NPR
Maestri doubts that the Corps can fulfill its pledge of rebuilding the levees to withstand a Category 3 hurricane by next spring. His distrust stems partly from engineering reasons, and partly from the Corps' history. The Army Corps took decades to design and build the New Orleans levee system -- and that system failed in spectacular ways. Given that fact, Maestri questions how the Corps can assert that they already know how to fix those past mistakes. Pointing to a new steel wall that the Corps is erecting along the 17th Street Canal, Maestri notes that similar walls crumpled like tin foil during Katrina along other parts of the levee.
"We really felt all along that the Corps was a group that we could absolutely trust," Maestri says. "They wouldn't do sloppy work, or allow sloppy work. They realized that this community basically lives and dies on the strength of those levees. Now, what's happened -- it's like finding out that your mother lied to you all the years of your life."
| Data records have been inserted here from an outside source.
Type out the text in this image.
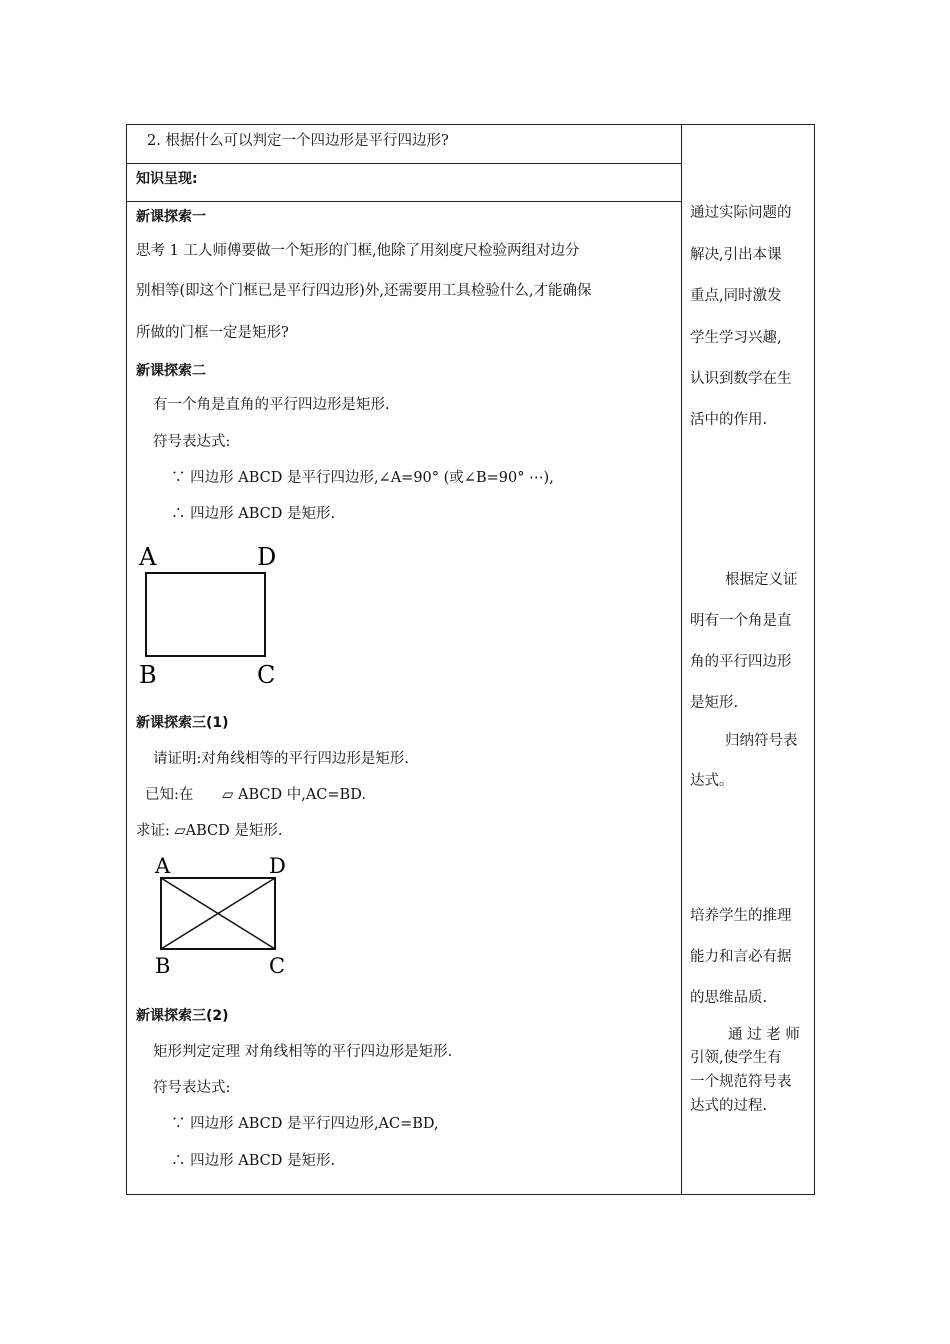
2. 根据什么可以判定一个四边形是平行四边形?
知识呈现:
新课探索一
思考 1 工人师傅要做一个矩形的门框,他除了用刻度尺检验两组对边分
别相等(即这个门框已是平行四边形)外,还需要用工具检验什么,才能确保
所做的门框一定是矩形?
新课探索二
有一个角是直角的平行四边形是矩形.
符号表达式:
∵ 四边形 ABCD 是平行四边形,∠A=90° (或∠B=90° ⋯),
∴ 四边形 ABCD 是矩形.
A	D
B	C
新课探索三(1)
请证明:对角线相等的平行四边形是矩形.
已知:在 ▱ ABCD 中,AC=BD.
求证: ▱ABCD 是矩形.
A	D
B	C
新课探索三(2)
矩形判定定理 对角线相等的平行四边形是矩形.
符号表达式:
∵ 四边形 ABCD 是平行四边形,AC=BD,
∴ 四边形 ABCD 是矩形.
通过实际问题的
解决,引出本课
重点,同时激发
学生学习兴趣,
认识到数学在生
活中的作用.
根据定义证
明有一个角是直
角的平行四边形
是矩形.
归纳符号表
达式。
培养学生的推理
能力和言必有据
的思维品质.
通 过 老 师
引领,使学生有
一个规范符号表
达式的过程.
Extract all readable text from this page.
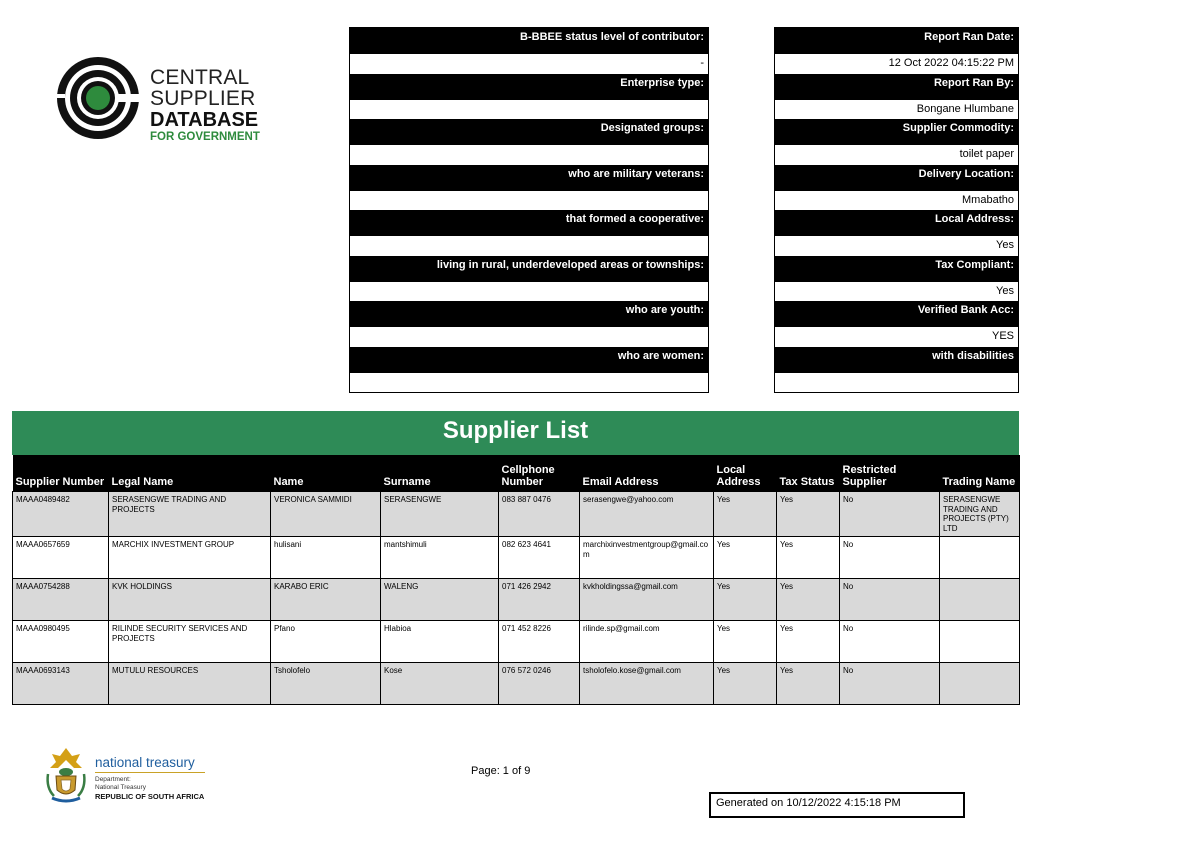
CENTRAL SUPPLIER
DATABASE
FOR GOVERNMENT
B-BBEE status level of contributor:
-
Enterprise type:
Designated groups:
who are military veterans:
that formed a cooperative:
living in rural, underdeveloped areas or townships:
who are youth:
who are women:
Report Ran Date:
12 Oct 2022 04:15:22 PM
Report Ran By:
Bongane Hlumbane
Supplier Commodity:
toilet paper
Delivery Location:
Mmabatho
Local Address:
Yes
Tax Compliant:
Yes
Verified Bank Acc:
YES
with disabilities
Supplier List
Supplier Number	Legal Name	Name	Surname	Cellphone Number	Email Address	Local Address	Tax Status	Restricted Supplier	Trading Name
MAAA0489482	SERASENGWE TRADING AND PROJECTS	VERONICA SAMMIDI	SERASENGWE	083 887 0476	serasengwe@yahoo.com	Yes	Yes	No	SERASENGWE TRADING AND PROJECTS (PTY) LTD
MAAA0657659	MARCHIX INVESTMENT GROUP	hulisani	mantshimuli	082 623 4641	marchixinvestmentgroup@gmail.com	Yes	Yes	No	
MAAA0754288	KVK HOLDINGS	KARABO ERIC	WALENG	071 426 2942	kvkholdingssa@gmail.com	Yes	Yes	No	
MAAA0980495	RILINDE SECURITY SERVICES AND PROJECTS	Pfano	Hlabioa	071 452 8226	rilinde.sp@gmail.com	Yes	Yes	No	
MAAA0693143	MUTULU RESOURCES	Tsholofelo	Kose	076 572 0246	tsholofelo.kose@gmail.com	Yes	Yes	No	
national treasury
Department:
National Treasury
REPUBLIC OF SOUTH AFRICA
Page: 1 of 9
Generated on 10/12/2022 4:15:18 PM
Paul Kemp, a scientist with the Hurricane Center at Louisiana State University, says he doesn't trust the Corps' promises, either. Kemp and his team did some of the first studies after Katrina that showed that levees broke even when the water wasn't high enough to go over them.
Kemp says that the Mississippi River Gulf Outlet, a shipping channel that connects New Orleans to the Gulf of Mexico, presents one of the biggest challenges for the Corps. The outlet is lined with earthen levees. They were once 18 feet high. Now, they are a flat plain of mud. They look like an endless row of hills that some giant has squashed.